Dacian Bracelets - Iron Age II (La Tene)

Iron Age II (La Tene)

Dacians replaced gold, the popular Transylvanian metal during the Iron Age I period, with silver during Iron Age II. The types of ornaments also changed, perhaps due to new social structures and hierarchy or due to changes of the preferences of the populous and sacerdotal aristocracy.

Dacians absorbed influences from the western Celts and eastern Scythians, but also proved their artistic originality. The bracelet style of the former is more individual, as they synthesized the older local elements originating from the Bronze Age into a new combination adapted to include the contemporary decorative forms and motifs.
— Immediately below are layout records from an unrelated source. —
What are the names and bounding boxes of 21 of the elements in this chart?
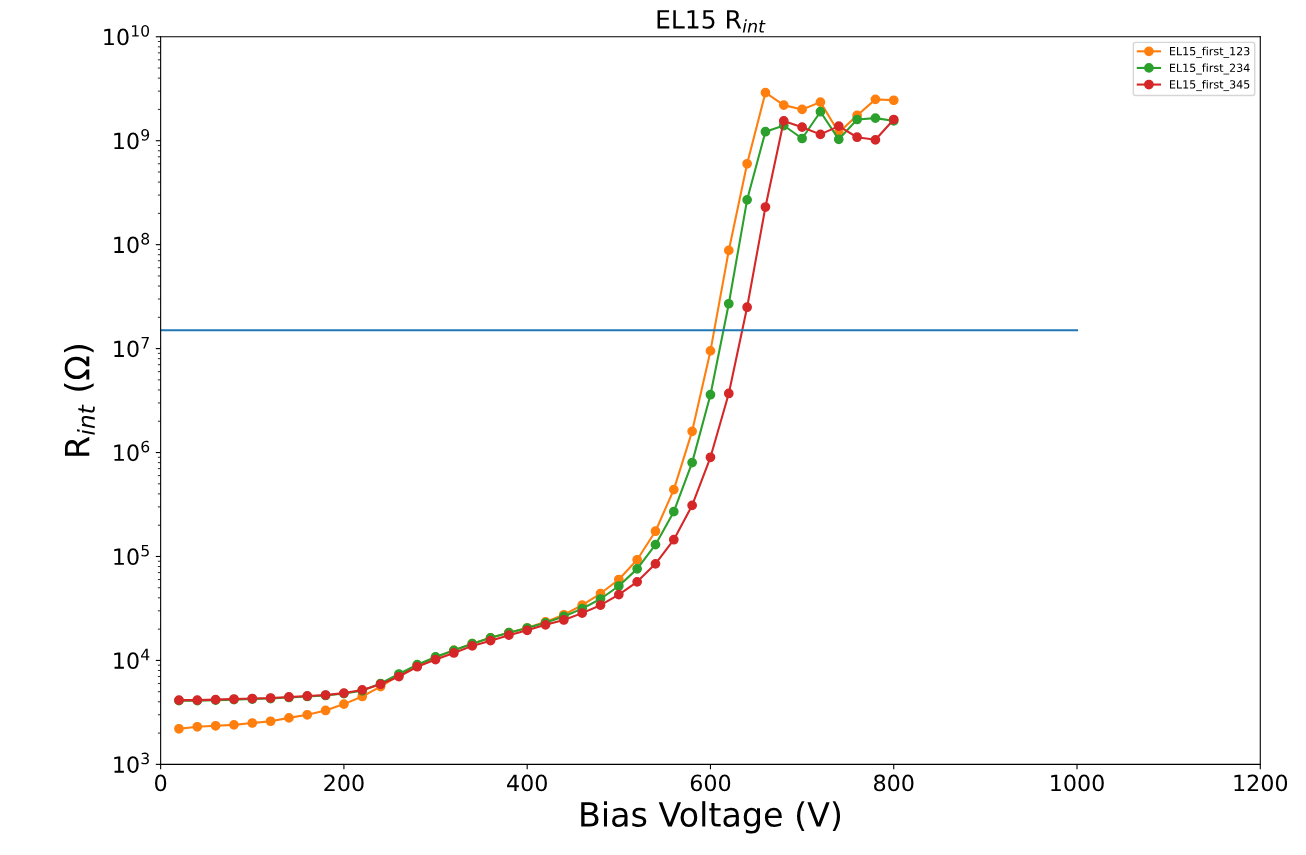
x-tick-label: 400 (507, 774, 547, 792)
y-tick-label: 10$^{3}$ (114, 752, 149, 773)
y-tick-label: 10$^{4}$ (114, 648, 150, 670)
y-tick-label: 10$^{5}$ (114, 544, 149, 566)
x-tick-label: 1200 (1234, 774, 1288, 792)
x-tick-label: 800 (874, 774, 914, 792)
y-tick-label: 10$^{10}$ (104, 24, 150, 46)
x-axis-title: Bias Voltage (V) (581, 801, 841, 834)
y-tick-label: 10$^{9}$ (114, 128, 150, 150)
x-tick-label: 600 (690, 774, 731, 792)
legend-label: EL15_first_234 (1170, 63, 1250, 75)
x-tick-label: 1000 (1051, 774, 1104, 792)
y-axis-title: R$_{int}$ (Ω) (63, 345, 95, 456)
y-tick-label: 10$^{6}$ (114, 440, 150, 462)
x-tick-label: 200 (324, 774, 364, 792)
y-tick-label: 10$^{7}$ (114, 337, 149, 358)
y-tick-label: 10$^{8}$ (114, 232, 150, 254)
x-tick-label: 0 (155, 774, 167, 792)
legend-label: EL15_first_123 (1170, 46, 1250, 58)
chart-title: EL15 R$_{int}$ (657, 10, 766, 33)
legend-label: EL15_first_345 (1170, 80, 1250, 92)
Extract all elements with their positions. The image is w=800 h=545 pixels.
Objects specific to warriors (armors, harnesses etc.) became preponderant from the 5th century BC onwards, in contrast to the decorative objects (bracelets, torques and pendants) that predominated in the Bronze Age, and in the transition period leading up to the Iron Age. In the 2nd and 1st centuries BC gold and silver military objects are replaced so that the treasures of the late Dacian La Tene comprise ceremonial ensembles of silver ornaments and clothing accessories, bracelets along with some mastos or footed cup vases .

The geometrical and spiral motif ornamentation of earlier bracelets is more often replaced with zoomorphic and vegetal representations. The decorations of bracelets that have been found, across the whole territory inhabited by Dacians, consist of lines cut into fir-tree shapes, dots, circlets, palmettes, waves, and bead motifs.